Durant l’hiver 2012, j’ai sillonné le désert aride du Kutch, dans l’État indien du Gujarat, en quête d’histoires à raconter. Situé au nord-ouest de l’Inde, ce territoire reculé aux paysages impressionnants abrite deux millions d’habitants, répartis en petites communautés. La population est régie par d’anciennes « normes » patriarcales décrétées par le conseil du village, composé en grande partie d’hommes. J’ai été captivée par les paysages du Kutch, par son sol desséché et craquelé, et par ses femmes aux tenues chamarrées.
Mon histoire se passe dans le village imaginaire d’Ujhaas. Pour le film, nous avons inventé une langue qui mélange l’hindi à un dialecte local, le kutchi.

Quelles ont été vos sources d’inspirations pour créer vos héroïnes ?

Dans un village, j’ai rencontré une femme prénommée Rani. Elle nous a invités dans sa hutte et nous a raconté son histoire autour d’un repas préparé par ses soins. Devenue veuve à l’âge de quinze ans, elle a consacré sa vie à l’éducation de ses enfants. Son histoire était authentique, parfois même drôle. J’ai eu envie de la raconter quand Rani m’a pris la main et m’a confié : « On ne m’a pas touchée depuis dix-sept ans. J’ai enfoui tous mes besoins au fond de moi pour faire ce qui convient pour mes enfants. » Ses mots m’ont choquée et bouleversée. Qu’est-ce qui « convient » ? Est-il « convenable » d’ordonner à une enfant de quinze ans de passer le reste de son existence vêtue de noir, à élever seule les enfants qu’elle a eus très jeune suite à un mariage forcé ? Pourquoi lui a-t-on retiré le droit à la couleur et à tout contact physique ? Qui a décrété ces « normes » sociétales, et pourquoi Rani les a-t-elle acceptées ? J’ai gardé ce prénom pour mon personnage principal.
Un autre jour, une jeune femme s’est assise avec nous. Elle bavardait et riait en toute insouciance, mais son visage et ses bras étaient couverts de bleus. Quand j’ai enfin osé lui demander si elle allait bien, elle a minimisé le problème : « Mon mari travaille beaucoup, parfois c’est frustrant pour lui. Sur qui d’autre pourrait-il se défouler ? ». « C’est ma vie… parlons d’autre chose », a-t-elle conclu avec un grand sourire. C’est ce sourire qui m’a inspiré le personnage de Lajjo.

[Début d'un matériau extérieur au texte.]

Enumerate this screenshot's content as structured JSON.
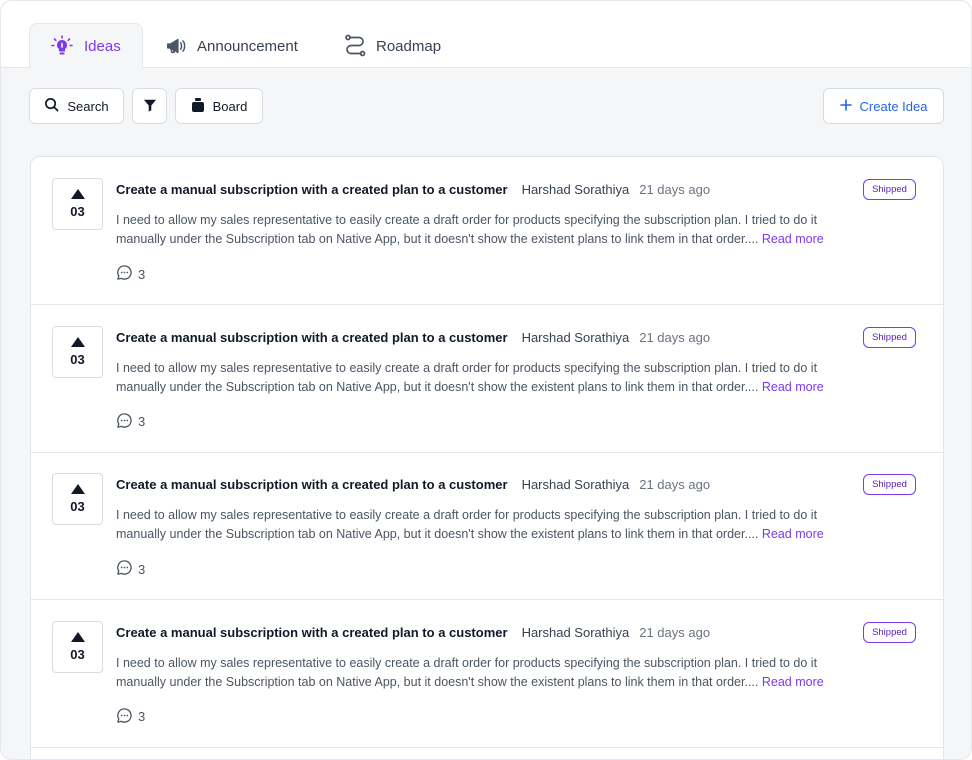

Dans ces régions rurales, en particulier, j’ai rencontré des femmes qui travaillent dur. Le jour, elles cuisinent, font le ménage, élèvent seules leurs enfants et effectuent des tâches agricoles éreintantes. Le soir, elles gagnent un peu d’argent supplémentaire en brodant à la lueur d’une lampe des étoffes artisanales, revendues à prix d’or dans les grandes villes. Ces femmes subissent un véritable lavage de cerveau. On leur fait croire que leurs efforts ne valent rien, que ce sont les hommes qui subviennent aux besoins de la famille. « Le pauvre, il travaille toute la journée et rentre fatigué le soir, c’est normal qu’il prenne un verre pour se détendre, » expliquent-elles pour excuser l’alcoolisme de leurs maris, souvent camionneurs saisonniers.
Les femmes de La Saison Des Femmes sont le fruit de toutes ces rencontres.

Votre film pointe du doigt, entre autres, le cercle vicieux de la misogynie…

Lors de nos repérages pour les scènes en extérieur, nous avons visité une bonne trentaine de villages aux environs de Bhuj, du Gujarat et du Rajasthan. On nous a interdit d’y tourner, car les villageois n’approuvaient pas qu’une femme (moi, en l’occurrence) dirige une équipe, porte des pantalons, ne se couvre pas la tête et parle ouvertement aux hommes. Contre toute attente, ce sont les hommes de la jeune génération, ceux qui sont aux commandes aujourd’hui, qui ont eu le plus de mal à accepter une femme émancipée comme chef d’équipe. L’un d’eux m’a dit : « Si une femme comme vous pénètre dans notre village, nos femmes seront perverties. » Cette expérience m’a inspiré le personnage de Gulab, le fils de Rani. Gulab a été élevé dans un univers patriarcal, où la misogynie constitue la « norme ».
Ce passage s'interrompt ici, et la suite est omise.